Currently, the Nurse laboratory pursues work in three areas: the controls over the cell cycle, cell growth, and nuclear size homeostasis. The lab is split on two sites, with the major activity located at the Francis Crick Institute in London, and a smaller group located at The Rockefeller University. The Rockefeller group works mainly on combining chemical biology and genetics to investigate problems of cell biology and cancer.
In collaboration with Tarun Kapoor, the Nurse lab works on the development and use of fission yeast for chemical biology. A fission yeast strain has been constructed with compromised multidrug resistance, allowing chemical drug screens and experiments to be carried out efficiently. This strain has been used in synthetic lethal approaches to identify chemicals that influence the course of the cell cycle and cell growth. Several chemical drugs and their targets have been identified and characterized, including a chemical that inhibits fatty acid synthase and reduces nuclear membrane growth, and another that inhibits Aurora protein kinase. The latter compound has been used to demonstrate that the various functions of this kinase are triggered by different levels of activity. More recently, the researchers identified a drug inhibiting the AAA+ ATPase Midasin, a protein that has a role in assembling nucleolar precursors of the 60S ribosomal sub-unit.

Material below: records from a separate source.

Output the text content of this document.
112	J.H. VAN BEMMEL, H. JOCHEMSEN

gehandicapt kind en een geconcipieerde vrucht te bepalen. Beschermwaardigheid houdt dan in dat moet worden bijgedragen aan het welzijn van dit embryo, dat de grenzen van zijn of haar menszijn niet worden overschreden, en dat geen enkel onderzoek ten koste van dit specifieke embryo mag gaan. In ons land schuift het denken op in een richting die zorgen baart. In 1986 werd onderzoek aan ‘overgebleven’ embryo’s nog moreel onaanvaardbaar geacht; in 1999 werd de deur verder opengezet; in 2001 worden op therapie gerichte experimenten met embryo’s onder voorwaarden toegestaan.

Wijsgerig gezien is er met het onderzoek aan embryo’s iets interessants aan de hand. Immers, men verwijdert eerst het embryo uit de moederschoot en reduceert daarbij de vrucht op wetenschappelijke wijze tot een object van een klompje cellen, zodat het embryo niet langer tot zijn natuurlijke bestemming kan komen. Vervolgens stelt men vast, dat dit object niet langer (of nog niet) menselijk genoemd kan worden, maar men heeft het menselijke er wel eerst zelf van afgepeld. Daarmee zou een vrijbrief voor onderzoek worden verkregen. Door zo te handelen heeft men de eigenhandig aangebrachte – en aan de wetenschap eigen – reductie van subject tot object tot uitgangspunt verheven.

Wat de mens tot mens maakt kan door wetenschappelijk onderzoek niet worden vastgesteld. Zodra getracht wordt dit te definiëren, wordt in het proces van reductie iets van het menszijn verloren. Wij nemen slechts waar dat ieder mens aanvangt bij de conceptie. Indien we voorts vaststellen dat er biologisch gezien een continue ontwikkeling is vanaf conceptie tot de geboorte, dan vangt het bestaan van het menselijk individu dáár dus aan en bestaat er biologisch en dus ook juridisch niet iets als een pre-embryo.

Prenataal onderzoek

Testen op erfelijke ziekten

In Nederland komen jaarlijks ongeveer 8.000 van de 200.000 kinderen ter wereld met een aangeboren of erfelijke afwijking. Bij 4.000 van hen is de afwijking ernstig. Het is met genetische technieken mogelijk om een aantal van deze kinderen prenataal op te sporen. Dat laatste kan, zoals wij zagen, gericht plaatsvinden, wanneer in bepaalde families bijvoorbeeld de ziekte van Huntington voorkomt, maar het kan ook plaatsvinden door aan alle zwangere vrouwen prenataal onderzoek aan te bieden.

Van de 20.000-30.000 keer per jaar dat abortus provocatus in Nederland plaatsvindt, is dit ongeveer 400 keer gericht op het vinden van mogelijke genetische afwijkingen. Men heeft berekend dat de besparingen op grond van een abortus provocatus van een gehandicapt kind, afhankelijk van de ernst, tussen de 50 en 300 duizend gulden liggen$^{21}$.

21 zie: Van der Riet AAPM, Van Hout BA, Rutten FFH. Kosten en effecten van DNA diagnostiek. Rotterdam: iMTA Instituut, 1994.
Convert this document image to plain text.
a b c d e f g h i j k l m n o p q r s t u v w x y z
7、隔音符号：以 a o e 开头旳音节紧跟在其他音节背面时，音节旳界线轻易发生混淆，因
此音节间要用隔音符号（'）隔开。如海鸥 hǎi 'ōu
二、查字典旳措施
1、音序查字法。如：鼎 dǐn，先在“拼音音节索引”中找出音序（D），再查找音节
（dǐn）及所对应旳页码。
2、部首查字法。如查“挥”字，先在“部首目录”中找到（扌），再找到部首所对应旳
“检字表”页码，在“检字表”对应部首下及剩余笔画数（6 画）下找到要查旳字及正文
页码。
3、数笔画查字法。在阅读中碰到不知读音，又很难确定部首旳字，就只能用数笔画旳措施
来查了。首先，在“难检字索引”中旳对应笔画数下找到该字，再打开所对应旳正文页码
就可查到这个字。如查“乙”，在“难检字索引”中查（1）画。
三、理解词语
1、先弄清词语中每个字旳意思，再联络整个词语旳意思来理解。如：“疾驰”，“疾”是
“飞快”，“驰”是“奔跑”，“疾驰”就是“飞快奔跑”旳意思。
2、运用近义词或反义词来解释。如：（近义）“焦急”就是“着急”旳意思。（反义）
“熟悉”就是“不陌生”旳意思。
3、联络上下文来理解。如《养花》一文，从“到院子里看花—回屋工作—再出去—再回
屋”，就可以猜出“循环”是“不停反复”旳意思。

Presently, the lab at Rockefeller is focused on identifying novel small molecules that influence cell proliferation and cell growth, both to better understand these processes and to generate drugs with the potential for cancer chemotherapy. The lab has established live imaging for screening of both fission yeast and human cells. A variety of small molecules have been discovered that result in delays of the cell cycle, some with effects on microtubules. The lab is now further characterizing these chemicals to determine their molecular targets, their mechanisms of action, and their potential for therapeutics.